Item 4.01 | Changes in Registrant’s Certifying Accountant. |
On May 9, 2019, the Company filed its Quarterly Report on Form10-Q for the three months ended March 31, 2019, and EY’s dismissal as the Company’s independent registered public accounting firm became effective.
The reports of EY on the audited consolidated financial statements of the Company for the years ended December 31, 2018 and 2017 did not contain any adverse opinion or disclaimer of opinion and were not qualified or modified as to uncertainty, audit scope or accounting principles.

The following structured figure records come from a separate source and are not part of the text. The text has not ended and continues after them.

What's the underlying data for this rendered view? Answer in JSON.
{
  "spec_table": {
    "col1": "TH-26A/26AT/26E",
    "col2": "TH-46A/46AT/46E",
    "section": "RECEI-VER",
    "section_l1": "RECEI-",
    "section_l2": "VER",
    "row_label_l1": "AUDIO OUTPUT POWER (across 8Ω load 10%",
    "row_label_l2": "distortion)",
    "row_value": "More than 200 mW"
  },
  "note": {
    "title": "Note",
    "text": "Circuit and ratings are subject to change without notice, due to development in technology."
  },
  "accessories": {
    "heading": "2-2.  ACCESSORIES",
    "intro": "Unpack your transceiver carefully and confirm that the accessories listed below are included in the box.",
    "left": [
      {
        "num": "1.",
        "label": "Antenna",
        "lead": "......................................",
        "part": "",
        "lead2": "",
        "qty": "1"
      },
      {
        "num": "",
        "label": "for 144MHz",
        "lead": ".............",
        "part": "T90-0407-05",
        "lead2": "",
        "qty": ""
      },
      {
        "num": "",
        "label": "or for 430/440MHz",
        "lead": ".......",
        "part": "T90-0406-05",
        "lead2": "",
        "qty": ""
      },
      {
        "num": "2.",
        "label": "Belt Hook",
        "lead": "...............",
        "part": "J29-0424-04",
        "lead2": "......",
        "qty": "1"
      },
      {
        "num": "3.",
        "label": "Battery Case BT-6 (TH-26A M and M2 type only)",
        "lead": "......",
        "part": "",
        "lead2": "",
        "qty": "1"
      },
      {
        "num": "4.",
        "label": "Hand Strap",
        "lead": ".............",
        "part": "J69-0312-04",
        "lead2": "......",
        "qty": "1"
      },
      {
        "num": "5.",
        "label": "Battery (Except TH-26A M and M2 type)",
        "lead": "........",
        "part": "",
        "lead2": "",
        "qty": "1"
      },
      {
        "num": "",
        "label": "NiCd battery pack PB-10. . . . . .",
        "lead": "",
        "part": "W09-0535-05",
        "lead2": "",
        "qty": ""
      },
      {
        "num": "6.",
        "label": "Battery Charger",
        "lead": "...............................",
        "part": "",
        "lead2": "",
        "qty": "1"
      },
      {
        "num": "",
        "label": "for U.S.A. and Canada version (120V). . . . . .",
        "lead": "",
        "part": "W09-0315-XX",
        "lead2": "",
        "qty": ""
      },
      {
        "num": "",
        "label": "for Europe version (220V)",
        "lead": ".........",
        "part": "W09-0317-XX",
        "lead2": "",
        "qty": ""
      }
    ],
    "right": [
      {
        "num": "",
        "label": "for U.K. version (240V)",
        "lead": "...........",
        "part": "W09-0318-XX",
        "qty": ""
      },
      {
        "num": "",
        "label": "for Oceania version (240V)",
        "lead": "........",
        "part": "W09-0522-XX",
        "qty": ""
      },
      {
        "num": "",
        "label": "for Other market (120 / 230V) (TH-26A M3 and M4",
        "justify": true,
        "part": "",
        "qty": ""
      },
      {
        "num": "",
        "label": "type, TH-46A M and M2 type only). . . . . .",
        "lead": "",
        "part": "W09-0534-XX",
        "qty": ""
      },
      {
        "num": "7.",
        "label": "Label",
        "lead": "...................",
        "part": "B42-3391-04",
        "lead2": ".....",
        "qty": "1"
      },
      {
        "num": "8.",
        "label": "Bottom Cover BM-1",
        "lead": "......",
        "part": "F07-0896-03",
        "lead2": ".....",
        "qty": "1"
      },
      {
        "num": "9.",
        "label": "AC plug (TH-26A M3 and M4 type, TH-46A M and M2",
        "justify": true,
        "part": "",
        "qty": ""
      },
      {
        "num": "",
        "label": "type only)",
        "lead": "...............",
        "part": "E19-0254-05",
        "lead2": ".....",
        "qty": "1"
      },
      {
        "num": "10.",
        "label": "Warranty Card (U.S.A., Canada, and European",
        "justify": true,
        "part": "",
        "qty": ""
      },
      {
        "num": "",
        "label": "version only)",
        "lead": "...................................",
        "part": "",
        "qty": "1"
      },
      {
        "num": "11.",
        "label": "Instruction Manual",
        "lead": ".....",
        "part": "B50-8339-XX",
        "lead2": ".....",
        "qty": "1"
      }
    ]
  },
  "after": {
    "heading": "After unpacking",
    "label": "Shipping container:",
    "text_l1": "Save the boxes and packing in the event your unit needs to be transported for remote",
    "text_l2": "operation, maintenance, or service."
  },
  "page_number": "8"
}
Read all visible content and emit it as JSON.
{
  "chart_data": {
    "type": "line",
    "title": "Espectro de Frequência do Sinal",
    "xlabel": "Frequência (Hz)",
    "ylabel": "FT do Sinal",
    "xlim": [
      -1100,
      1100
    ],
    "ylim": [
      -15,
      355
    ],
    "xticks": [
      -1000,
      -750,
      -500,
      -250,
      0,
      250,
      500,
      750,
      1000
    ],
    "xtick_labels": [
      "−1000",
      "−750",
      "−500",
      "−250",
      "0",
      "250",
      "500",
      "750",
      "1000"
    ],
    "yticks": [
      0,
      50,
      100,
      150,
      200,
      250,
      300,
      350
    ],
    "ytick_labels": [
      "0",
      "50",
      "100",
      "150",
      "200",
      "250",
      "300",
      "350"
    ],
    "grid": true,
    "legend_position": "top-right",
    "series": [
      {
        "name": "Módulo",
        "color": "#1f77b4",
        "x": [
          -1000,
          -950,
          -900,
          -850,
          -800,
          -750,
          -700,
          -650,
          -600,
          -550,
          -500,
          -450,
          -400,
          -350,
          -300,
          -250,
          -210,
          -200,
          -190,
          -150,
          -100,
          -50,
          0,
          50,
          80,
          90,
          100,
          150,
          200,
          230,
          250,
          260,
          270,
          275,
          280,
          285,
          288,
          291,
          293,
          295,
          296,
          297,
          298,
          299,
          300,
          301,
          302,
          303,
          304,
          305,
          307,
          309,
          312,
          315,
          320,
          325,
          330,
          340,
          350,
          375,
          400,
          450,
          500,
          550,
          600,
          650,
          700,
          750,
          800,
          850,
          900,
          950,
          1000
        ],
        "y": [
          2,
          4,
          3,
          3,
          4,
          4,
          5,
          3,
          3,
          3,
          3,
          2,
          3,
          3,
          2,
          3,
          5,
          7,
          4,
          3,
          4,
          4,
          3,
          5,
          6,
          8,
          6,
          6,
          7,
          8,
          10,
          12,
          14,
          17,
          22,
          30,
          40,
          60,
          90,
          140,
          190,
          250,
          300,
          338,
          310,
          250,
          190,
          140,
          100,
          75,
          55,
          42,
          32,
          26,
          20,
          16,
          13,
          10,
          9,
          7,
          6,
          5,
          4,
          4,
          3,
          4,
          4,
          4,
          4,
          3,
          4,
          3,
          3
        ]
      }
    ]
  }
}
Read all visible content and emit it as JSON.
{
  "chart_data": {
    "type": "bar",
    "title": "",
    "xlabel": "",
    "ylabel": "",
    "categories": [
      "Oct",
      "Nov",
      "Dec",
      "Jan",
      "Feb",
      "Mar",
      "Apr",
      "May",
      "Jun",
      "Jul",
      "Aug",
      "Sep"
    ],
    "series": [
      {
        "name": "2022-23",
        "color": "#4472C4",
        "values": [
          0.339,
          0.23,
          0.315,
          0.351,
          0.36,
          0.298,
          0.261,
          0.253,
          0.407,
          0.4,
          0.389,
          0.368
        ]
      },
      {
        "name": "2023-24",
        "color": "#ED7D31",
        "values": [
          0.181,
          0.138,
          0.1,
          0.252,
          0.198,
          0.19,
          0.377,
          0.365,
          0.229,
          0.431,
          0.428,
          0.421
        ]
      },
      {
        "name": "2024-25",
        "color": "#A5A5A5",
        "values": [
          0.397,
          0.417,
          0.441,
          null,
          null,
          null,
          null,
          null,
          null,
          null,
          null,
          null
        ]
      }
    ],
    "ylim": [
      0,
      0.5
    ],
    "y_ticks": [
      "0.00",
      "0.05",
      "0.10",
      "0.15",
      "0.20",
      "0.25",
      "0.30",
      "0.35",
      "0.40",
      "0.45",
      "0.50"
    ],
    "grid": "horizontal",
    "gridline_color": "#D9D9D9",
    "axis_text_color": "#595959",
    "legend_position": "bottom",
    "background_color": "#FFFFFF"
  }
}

During the years ended December 31, 2018 and 2017 and through May 9, 2019, there were no disagreements with EY on any matter of accounting principles or practices, financial statement disclosures, or auditing scope or procedure, which disagreement(s), if not resolved to the satisfaction of EY, would have caused it to make reference thereto in its reports on the audited consolidated financial statements of the Company for such years. During the years ended December 31, 2018 and 2017, and through May 9, 2019, there were no “reportable events” as defined under Item 304(a)(1)(v) of RegulationS-K, except for the material weakness reported on the Company’s Annual Report on Form10-K for the year-ended December 31, 2018 related to the Company’s process to review and approve hours worked and billed. EY has discussed these control deficiencies with the Audit Committee, and the Audit Committee has authorized EY to discuss such control deficiencies with PwC and to respond fully to any inquiries of PwC regarding such control deficiencies.
Pursuant to Item 304(a)(3) of RegulationS-K, the Company provided EY with a copy of this Amendment No. 1 prior to its filing with the SEC and requested that EY furnish the Company with a letter addressed to the SEC stating whether or not EY agrees with the above statements. A copy of EY’s letter is attached as Exhibit 16.1 hereto.